O presidente do Superior Tribunal de Justiça alegou razões humanitárias para soltar Fabrício Queiroz. Na decisão, João Otávio de Noronha se revelou um juiz compreensivo com o faz-tudo da família Bolsonaro. Tão compreensivo que estendeu o benefício à mulher dele, então foragida da polícia.
O habeas corpus para Márcia Aguiar espantou até os colegas do ministro, por quem o capitão já declarou ter sentido um “amor à primeira vista”. A senhora não estava no grupo de risco da Covid-19 e mantinha contato frequente com milicianos. Noronha considerou, no entanto, que sua presença ao lado do marido era “recomendável para lhe dispensar as atenções necessárias”.
Além de ser premiada pela fuga, Márcia foi promovida. Numa canetada, passou de cabeleireira a enfermeira. Agora ela aproveita as tardes para se bronzear na varanda de casa. Sem o incômodo de vestir trajes de hospital.

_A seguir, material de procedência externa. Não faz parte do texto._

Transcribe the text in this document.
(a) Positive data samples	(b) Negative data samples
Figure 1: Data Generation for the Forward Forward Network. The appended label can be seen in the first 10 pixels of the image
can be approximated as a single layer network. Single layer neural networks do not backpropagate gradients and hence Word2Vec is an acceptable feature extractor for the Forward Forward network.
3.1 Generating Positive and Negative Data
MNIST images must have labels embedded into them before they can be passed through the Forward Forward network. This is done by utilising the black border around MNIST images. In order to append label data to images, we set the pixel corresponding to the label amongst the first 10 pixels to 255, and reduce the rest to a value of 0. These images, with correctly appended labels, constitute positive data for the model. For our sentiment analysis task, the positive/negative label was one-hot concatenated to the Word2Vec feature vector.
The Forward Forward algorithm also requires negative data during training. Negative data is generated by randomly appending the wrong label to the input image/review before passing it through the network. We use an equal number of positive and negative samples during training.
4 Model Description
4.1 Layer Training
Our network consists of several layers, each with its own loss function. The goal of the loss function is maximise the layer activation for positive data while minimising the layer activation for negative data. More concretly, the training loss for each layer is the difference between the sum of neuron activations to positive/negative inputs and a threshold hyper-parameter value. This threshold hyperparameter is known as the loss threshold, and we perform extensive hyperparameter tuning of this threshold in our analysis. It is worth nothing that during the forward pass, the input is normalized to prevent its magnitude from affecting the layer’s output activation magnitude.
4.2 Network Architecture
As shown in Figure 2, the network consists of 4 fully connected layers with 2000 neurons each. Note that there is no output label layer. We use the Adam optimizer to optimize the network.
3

Animado com a generosidade de Noronha, o Coletivo de Advocacia em Direitos Humanos resolveu bater à porta do STJ. O grupo pediu a soltura de todos os presos provisórios que pertencem ao grupo de risco e não foram acusados de crimes com violência ou grave ameaça.
No pedido, os advogados escreveram que negar o habeas corpus a “presos em idêntica situação” a Queiroz significaria “violar o direito à igualdade”. Eles argumentaram que “beneficiar apenas alguns investigados e réus ricos, amigos de poderosos”, demonstraria “inaceitável seletividade” da Justiça. Parecia um presságio do que estava por vir.
A soltura de Queiroz e sua esposa reflete a seletividade da Justiça
O ministro Noronha havia preenchido 11 páginas com citações e teses jurídicas para tirar Queiroz da cadeia. Ao negar o mesmo benefício a presos anônimos, só precisou de uma página e meia.
Ele alegou que o novo pedido não especificava a situação de cada um dos presos. Em 2018, o Supremo Tribunal Federal não viu problema nisso ao conceder habeas corpus coletivo a grávidas e mães de crianças de até 12 anos que estavam em prisão provisória.
Noronha também reclamou que os advogados teriam feito uma “alegação genérica de que os estabelecimentos prisionais estão em situação calamitosa”. Foi exatamente o que ele fez ao libertar Queiroz e a mulher. Sua decisão cita “presídios cheios”, “casas de detenção lotadas” e “higiene precária”, embora o operador da rachadinha estivesse a salvo disso tudo em Bangu 8.
O ministro ainda gastou latim (“fumus comissi delicti”, “periculum in libertatis”) para negar o pedido do coletivo jurídico. Com isso, manteve na cadeia milhares de idosos, cardíacos, diabéticos, tuberculosos e hipertensos que não têm um amigo no Planalto.
A professora Eloísa Machado, da FGV Direito São Paulo, diz que o contraste entre as duas decisões de Noronha escancara a seletividade da Justiça. “É um descalabro. Isso põe na lona a credibilidade do ministro. Ele negou a liminar porque os demais presos não são Queiroz”, resume. Ela é uma das signatárias dos dois habeas corpus coletivos: o das grávidas, concedido pelo Supremo, e o dos presos no grupo de risco da Covid-19, negado pelo STJ.
Até sexta-feira, o Ministério da Justiça contava 72 presos mortos pelo coronavírus no país. Faltava um detento para o sistema carcerário atingir a marca de dez mil infectados.